Ce jour morne, gris, sans soleil, avec une neige garnie de flocons épais rendant le trafic difficile aggravait sa situation de désespoir, sa disposition d’esprit lamentable. L’amertume et la panique étaient ses seuls compagnons de voyage. Pour aller de l’avant, elle n’eut d’autre choix que de réfléchir sur le passé. C’est ainsi qu’elle passa en revue les cinq dernières années de sa vie. Ce retour en arrière avait l’intensité d’une flamme vive, retraçant la trajectoire des hauts de joie et des bas de douleur très pénible, virulente, aigüe. Il y a eu beaucoup plus de bas que de hauts. La dernière décision prise fut la plus existentielle de sa vie et sans doute la plus pénible. En guise de libération d’une pénitence, pour le moment elle se sentait dans la position indicible, indésirable, impossible sinon inaltérable de sortir de Charybde pour tomber en Scylla.

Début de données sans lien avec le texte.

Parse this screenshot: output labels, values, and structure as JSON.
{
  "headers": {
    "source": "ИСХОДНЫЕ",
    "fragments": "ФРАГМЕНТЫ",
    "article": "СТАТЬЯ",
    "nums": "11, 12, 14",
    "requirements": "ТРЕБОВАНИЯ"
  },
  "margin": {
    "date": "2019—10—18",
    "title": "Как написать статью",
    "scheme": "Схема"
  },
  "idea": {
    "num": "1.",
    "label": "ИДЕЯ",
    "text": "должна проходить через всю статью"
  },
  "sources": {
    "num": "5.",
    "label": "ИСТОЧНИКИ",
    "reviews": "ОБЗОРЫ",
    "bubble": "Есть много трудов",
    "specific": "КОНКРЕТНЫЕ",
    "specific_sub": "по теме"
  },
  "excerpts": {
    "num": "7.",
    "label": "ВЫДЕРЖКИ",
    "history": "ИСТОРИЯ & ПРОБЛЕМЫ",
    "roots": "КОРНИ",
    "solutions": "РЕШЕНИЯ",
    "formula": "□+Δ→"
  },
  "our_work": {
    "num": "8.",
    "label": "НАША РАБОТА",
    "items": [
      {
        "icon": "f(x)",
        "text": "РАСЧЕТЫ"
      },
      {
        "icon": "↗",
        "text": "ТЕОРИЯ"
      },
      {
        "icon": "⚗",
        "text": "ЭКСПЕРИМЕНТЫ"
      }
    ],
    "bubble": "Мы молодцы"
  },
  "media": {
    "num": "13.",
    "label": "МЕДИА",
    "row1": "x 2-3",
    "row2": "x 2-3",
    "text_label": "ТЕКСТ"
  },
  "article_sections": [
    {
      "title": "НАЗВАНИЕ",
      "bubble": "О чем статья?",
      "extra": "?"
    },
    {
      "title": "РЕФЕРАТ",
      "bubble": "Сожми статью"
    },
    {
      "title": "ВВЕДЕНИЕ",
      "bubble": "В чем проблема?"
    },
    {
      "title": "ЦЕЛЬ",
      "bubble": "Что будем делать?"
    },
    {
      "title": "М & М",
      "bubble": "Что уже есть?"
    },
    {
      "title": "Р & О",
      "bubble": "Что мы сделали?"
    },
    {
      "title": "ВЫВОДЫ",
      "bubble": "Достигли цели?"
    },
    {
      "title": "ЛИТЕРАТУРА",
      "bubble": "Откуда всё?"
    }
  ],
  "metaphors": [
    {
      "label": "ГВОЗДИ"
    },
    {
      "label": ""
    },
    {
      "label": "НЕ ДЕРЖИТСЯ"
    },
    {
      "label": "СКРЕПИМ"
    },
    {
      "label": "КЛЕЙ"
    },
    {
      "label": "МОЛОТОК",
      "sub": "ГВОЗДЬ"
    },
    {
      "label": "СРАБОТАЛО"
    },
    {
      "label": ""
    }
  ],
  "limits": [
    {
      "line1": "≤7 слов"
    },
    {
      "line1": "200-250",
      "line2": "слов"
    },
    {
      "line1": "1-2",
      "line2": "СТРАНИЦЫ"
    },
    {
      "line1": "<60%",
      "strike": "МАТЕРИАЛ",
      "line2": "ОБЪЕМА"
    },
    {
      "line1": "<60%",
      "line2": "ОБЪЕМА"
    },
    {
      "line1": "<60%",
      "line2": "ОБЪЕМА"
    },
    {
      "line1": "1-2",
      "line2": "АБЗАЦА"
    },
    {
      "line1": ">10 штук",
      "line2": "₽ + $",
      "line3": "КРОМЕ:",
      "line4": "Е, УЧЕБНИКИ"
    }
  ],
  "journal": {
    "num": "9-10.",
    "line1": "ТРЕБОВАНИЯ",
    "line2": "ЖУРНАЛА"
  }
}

Dotée d’un corps bien galbé, d’un visage en ovale imitant celui d’un ange, des yeux marron, un nez camus, des lèvres minces, l’ensemble offrant une mine gaie telle en un sourire permanent. Connue comme Ginou gwo dada par ses admirateurs pour ses fesses bien angulées, cette demoiselle qui faisait toujours tourner les têtes, était courtisée constamment. Elle avait épousé son premier et unique chou, Gérard, de l’école primaire. Elle avait l’âge tendre de vingt ans et était en pleine grossesse. La robe blanche vêtue pour cette cérémonie, la lune de miel après, et la naissance du bébé cinq mois plus tard figurent parmi les jalons importants, les cimes inoubliables. Ces souvenirs gonflent toujours la poitrine et palpitent le cœur de joie rien qu’à y penser. Cet adorable bébé garçon avait son visage et le corps de son père, un costaud. Trois mois après l’accouchement, elle reçut une offre de bourse d’études aux États-Unis. Les huit mois de vie conjugale avec Gérard restaient toujours une époque de bonheur simple et de félicité. Ces souvenirs sacrés jouaient le rôle de réconfort ou de talisman émotionnel dans ses moments d’épouvante. Le départ pour l’Amérique avait un goût aigre-doux. C’était une aubaine d’épanouissement avec un prix d’entrée assez onéreux, l’éloignement de sa famille. Elle restait en campus et échangeait des lettres constamment avec Gérard pour adoucir sa solitude et soulager son chagrin. Cependant après le premier semestre, l’institution ferma ses portes à la suite d’une investigation du gouvernement fédéral qui découvrit une escroquerie administrative à grande échelle. Apparemment elle fonctionnait sans accréditation et recrutait des élèves étrangers pour obtenir des fonds fédéraux prétextant qu’ils étaient Américains. C’était un institut technique et non une université.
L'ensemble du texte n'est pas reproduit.